AMD RX580 ran an LLM locally: how to tame ROCm, Ollama, and get GPU inference
An old AMD RX580 can in fact be turned into a usable card for local LLM inference, but the path runs through ROCm errors, Ollama crashes, and misleading VRAM…
AI-processed from Habr AI; edited by Hamidun News
Running an LLM on an old AMD RX580 turned out to be not a matter of one lucky command, but a full-fledged engineering investigation. The author tried to get proper GPU inference through ROCm and Ollama in Kubernetes, but instead of stable generation, they got false signs of success, memory failures, and sometimes nonsensical text at the output.
Symptoms and Traps
At the start, everything looked almost functional. The graphics card was detected, containers were running, VRAM was filling up, which meant the system seemingly was indeed using the GPU. But this was a trap: occupied memory does not necessarily mean that calculations are happening correctly on the graphics processor.
The main problem manifested itself at the moment of actual inference — requests crashed with hipMemGetInfo errors or ended in strange generation that superficially resembled the model working but actually produced no meaningful result.
GPU was detected, VRAM was occupied, containers were running — but
inference crashed with hipMemGetInfo errors.
This case illustrates well a typical mistake when running LLM locally: looking only at the "appearance of life" of the infrastructure. If Kubernetes launched the container, Ollama saw the model, and the GPU occupied several gigabytes, this still doesn't confirm that the ROCm stack is actually executing matrix operations correctly. For old cards like the RX580, it's especially important to check not only device availability but also the actual compute-path, because the failure can hide below the application level itself.
How They Found the Root Cause
The root of the problem was narrowed down not through yet another package reinstallation, but through diagnosis of the computational circuit. The author compared signs of operation at different system layers and separated cosmetic successes from actual inference execution. Vulkan unexpectedly became the key tool here: it helped check whether the GPU could stably perform computational tasks at all, and thereby highlighted that the problem wasn't reducible to just Ollama or container configuration alone.

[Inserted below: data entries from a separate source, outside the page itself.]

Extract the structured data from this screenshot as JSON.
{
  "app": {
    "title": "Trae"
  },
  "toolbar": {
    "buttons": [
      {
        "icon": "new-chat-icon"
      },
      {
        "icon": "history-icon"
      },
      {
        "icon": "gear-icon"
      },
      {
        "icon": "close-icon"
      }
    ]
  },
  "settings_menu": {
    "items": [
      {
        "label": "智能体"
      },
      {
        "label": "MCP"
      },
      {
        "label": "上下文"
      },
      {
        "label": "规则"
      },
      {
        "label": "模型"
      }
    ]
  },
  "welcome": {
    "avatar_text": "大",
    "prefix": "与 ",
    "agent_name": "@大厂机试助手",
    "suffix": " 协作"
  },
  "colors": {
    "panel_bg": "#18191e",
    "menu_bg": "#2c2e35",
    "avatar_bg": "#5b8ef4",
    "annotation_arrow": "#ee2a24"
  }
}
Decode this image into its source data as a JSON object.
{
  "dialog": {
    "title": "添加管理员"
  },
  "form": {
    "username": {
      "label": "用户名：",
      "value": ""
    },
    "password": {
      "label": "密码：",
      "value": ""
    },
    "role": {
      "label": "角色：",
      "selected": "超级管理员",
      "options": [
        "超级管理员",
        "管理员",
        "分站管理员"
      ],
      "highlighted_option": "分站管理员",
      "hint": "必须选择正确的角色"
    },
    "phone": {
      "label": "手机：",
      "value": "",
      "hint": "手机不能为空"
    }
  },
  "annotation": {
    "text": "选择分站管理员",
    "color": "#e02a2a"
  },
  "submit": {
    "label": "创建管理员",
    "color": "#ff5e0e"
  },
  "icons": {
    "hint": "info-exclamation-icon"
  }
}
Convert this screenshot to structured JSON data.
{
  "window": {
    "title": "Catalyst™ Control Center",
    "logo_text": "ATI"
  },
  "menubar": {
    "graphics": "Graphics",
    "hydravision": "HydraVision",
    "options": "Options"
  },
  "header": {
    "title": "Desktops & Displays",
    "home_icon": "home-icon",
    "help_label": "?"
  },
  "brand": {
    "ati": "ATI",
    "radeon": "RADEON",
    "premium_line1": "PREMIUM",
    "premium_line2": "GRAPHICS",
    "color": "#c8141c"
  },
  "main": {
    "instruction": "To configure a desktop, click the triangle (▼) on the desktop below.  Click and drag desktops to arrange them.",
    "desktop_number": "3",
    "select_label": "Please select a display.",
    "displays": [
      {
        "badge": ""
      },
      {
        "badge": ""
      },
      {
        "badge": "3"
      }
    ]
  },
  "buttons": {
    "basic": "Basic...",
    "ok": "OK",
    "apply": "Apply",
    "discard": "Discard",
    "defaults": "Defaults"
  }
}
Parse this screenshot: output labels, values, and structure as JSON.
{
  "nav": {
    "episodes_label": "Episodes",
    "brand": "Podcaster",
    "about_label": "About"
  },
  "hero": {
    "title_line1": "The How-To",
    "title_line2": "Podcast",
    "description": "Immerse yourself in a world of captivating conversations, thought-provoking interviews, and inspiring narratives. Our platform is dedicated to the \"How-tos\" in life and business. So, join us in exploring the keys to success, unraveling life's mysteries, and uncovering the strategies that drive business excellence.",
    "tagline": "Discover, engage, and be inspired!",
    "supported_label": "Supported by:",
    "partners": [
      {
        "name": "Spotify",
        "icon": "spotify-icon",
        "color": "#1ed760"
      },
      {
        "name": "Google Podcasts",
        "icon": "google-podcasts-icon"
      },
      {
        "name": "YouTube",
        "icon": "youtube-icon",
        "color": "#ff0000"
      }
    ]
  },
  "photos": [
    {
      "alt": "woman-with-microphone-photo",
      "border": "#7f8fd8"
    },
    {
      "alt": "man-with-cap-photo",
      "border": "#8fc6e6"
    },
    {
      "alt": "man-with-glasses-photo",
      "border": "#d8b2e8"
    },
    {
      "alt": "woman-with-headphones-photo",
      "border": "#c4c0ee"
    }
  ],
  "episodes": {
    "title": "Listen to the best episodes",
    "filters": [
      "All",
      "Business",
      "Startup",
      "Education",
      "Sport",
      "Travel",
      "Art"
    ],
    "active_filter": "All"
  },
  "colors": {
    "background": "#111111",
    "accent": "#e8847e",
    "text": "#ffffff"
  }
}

In essence, the investigation went from symptoms to testable hypotheses. Instead of guessing from logs, the author systematically eliminated false explanations and assembled a minimally working configuration, checking each layer separately: from containers and runtime to drivers and the model itself. This order is important because it allows you to understand where "infrastructure came up" ends and the real computational pipeline begins.
In the breakdown, it looked step by step like this:
- Checking actual GPU compute, not just VRAM usage
- Comparing ROCm and Vulkan behavior
- Filtering out container and orchestration problems
- Finding compatible kernel and ROCm versions
- Controlling the quality of the model's output itself
This approach is important because meaningless text at the output is also a diagnostic signal. If the model responds but generates garbage, the failure may not be in weight loading but in incorrect computational work, driver incompatibility, or a partially functional backend that only looks alive on the surface. These half-working states typically consume more time than complete failure because they masquerade as random application bugs.
Working Configuration on RX580
The experiment concluded not with "magic tuning," but with a found combination of versions and components under which the old RX580 does indeed yield stable results. The author writes that specific versions of ROCm and the Linux kernel turned out to be working, and after resolving conflicts, inference stopped crashing and began producing normal text. This is an important conclusion for anyone trying to run local models on not-so-new AMD graphics: success here depends not so much on nominal hardware support as on the exact alignment of driver, system, and runtime layers.
The practical result looks convincing: on the RX580, they managed to get about 42 tokens per second. For a home graphics card of the past generation, this is no longer just a demonstration but a working mode in which you can test local assistants, RAG scenario prototypes, and personal inference services without necessarily upgrading to a fresh NVIDIA stack. But the main lesson is not in the speed figure, but in the method: if the GPU is "seemingly working," that's not enough. What needs to be checked is the stability of computations, the correctness of the output, and the reproducibility of results.
What It Means
The RX580 story shows that local LLM inference on old AMD hardware is possible, but requires discipline in diagnostics. For developers, this is a good guideline: don't confuse occupied VRAM with actual model operation, check the entire stack from kernel to runtime, and treat strange output as a full-fledged error, not a minor glitch. For home labs, this is almost a ready-made checklist for how not to spend days chasing false signs of success.